Die durchschnittliche Aufenthaltsdauer insgesamt ohne Kliniken lag bei 3,94 Tagen (Vorjahr: 3,52), mit Kliniken waren es 5,19 Tage (Vorjahr: 4,96). Das Durchschnittsalter der Gäste in den Kliniken liegt bei rund 61 Jahren, im Bereich der Hotellerie, Privatvermieter und Ferienwohnungen bei rund 46 Jahren. Die Gästestruktur außerhalb der Kliniken wurde somit im Corona-Jahr um 3,5 Jahre jünger.

Bettenverlust

Insgesamt reduzierte sich die 2020 zur Verfügung stehende Bettenzahl in Bad Reichenhall mit Bayerisch Gmain um 81 Betten in den Bereichen Kurklinik, Hotel und Hotel Garni. Waren es 2019 noch gesamt 4.721 so konnten die Gäste 2020 nur noch 4.640 Betten in Anspruch nehmen. Die durchschnittliche Jahres-Bettenauslastung fiel trotz guter Belegung in den Sommermonaten auf 35,76 Prozent im Vergleich zum Vorjahr (55,61 Prozent). Mehr als 50% aller Gäste stammen aus den Bundesländern Bayern, Baden-Württemberg und Nordrhein-Westfalen.

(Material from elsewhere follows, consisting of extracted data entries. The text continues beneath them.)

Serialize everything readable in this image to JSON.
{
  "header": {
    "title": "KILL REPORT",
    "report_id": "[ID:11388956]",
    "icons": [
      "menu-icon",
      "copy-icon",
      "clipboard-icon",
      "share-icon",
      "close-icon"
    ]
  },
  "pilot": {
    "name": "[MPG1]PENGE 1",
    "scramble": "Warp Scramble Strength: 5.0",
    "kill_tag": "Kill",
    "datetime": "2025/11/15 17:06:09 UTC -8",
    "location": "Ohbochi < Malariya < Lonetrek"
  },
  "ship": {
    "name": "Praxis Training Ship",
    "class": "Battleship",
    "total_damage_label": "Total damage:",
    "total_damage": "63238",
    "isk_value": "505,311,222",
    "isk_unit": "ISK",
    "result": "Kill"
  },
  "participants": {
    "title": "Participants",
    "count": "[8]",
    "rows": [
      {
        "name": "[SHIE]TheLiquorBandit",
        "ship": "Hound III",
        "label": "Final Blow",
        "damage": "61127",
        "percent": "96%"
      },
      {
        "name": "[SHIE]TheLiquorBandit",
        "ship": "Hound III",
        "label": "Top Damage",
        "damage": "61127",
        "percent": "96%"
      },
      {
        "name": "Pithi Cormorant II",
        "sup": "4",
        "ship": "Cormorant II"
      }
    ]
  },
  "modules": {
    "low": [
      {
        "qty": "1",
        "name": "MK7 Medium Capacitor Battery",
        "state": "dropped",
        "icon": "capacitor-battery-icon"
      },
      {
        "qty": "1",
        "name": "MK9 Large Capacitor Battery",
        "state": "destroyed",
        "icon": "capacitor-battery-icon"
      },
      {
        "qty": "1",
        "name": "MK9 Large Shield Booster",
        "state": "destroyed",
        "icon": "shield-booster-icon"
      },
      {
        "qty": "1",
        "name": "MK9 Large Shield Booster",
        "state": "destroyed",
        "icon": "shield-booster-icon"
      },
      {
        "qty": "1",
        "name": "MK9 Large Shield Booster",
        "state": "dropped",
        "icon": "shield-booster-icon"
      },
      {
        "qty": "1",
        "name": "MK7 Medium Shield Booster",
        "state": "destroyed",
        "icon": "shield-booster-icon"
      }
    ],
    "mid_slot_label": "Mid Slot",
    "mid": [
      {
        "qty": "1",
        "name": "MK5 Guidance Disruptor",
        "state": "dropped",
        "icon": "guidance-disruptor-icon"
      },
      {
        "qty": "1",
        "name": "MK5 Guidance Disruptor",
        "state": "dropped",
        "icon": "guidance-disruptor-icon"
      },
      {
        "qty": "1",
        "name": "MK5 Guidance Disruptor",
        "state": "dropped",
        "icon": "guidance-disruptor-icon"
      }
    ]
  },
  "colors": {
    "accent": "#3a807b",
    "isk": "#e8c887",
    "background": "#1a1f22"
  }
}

Gabriella Squarra: „In den vergangenen 20 Jahren hat sich das Bettenangebot im Staatsbad Bad Reichenhall mit Bayerisch Gmain um rund 4060 Betten reduziert, davon sind rund 10 Prozent Klinikbetten. Die Inbetriebnahme des Ibis Styles Hotel Luisenbad und die Baupläne für den Hofwirt sind sehr gut. Für den Kurort ist langfristig der Erhalt der Sanatorien und auch die Weiterentwicklung oder Neuansiedlung von Kur- und Gesundheitshotels wesentlich.“

Fazit

Die Statistik zeigte, nach einem guten Start ins Jahr für Januar und Februar ein Gästeplus von 14,94 Prozent und Übernachtungsplus von 7,16 Prozent - die Winterattraktivität des Staatsbades. Nach dem ersten Lockdown ab Juni öffneten fast alle Betriebe und viele Gäste besuchten unsere Alpenstadt. So war der August 2020 der besucherstärkste Monat mit 20.928 Ankünften. Das Staatsbad Bad Reichenhall mit Bayerisch Gmain ist mit seinen natürlichen Gesundheitsimpulsen - Sole und Alpen - eine attraktives Ziel zur Stärkung der eigenen Vitalität.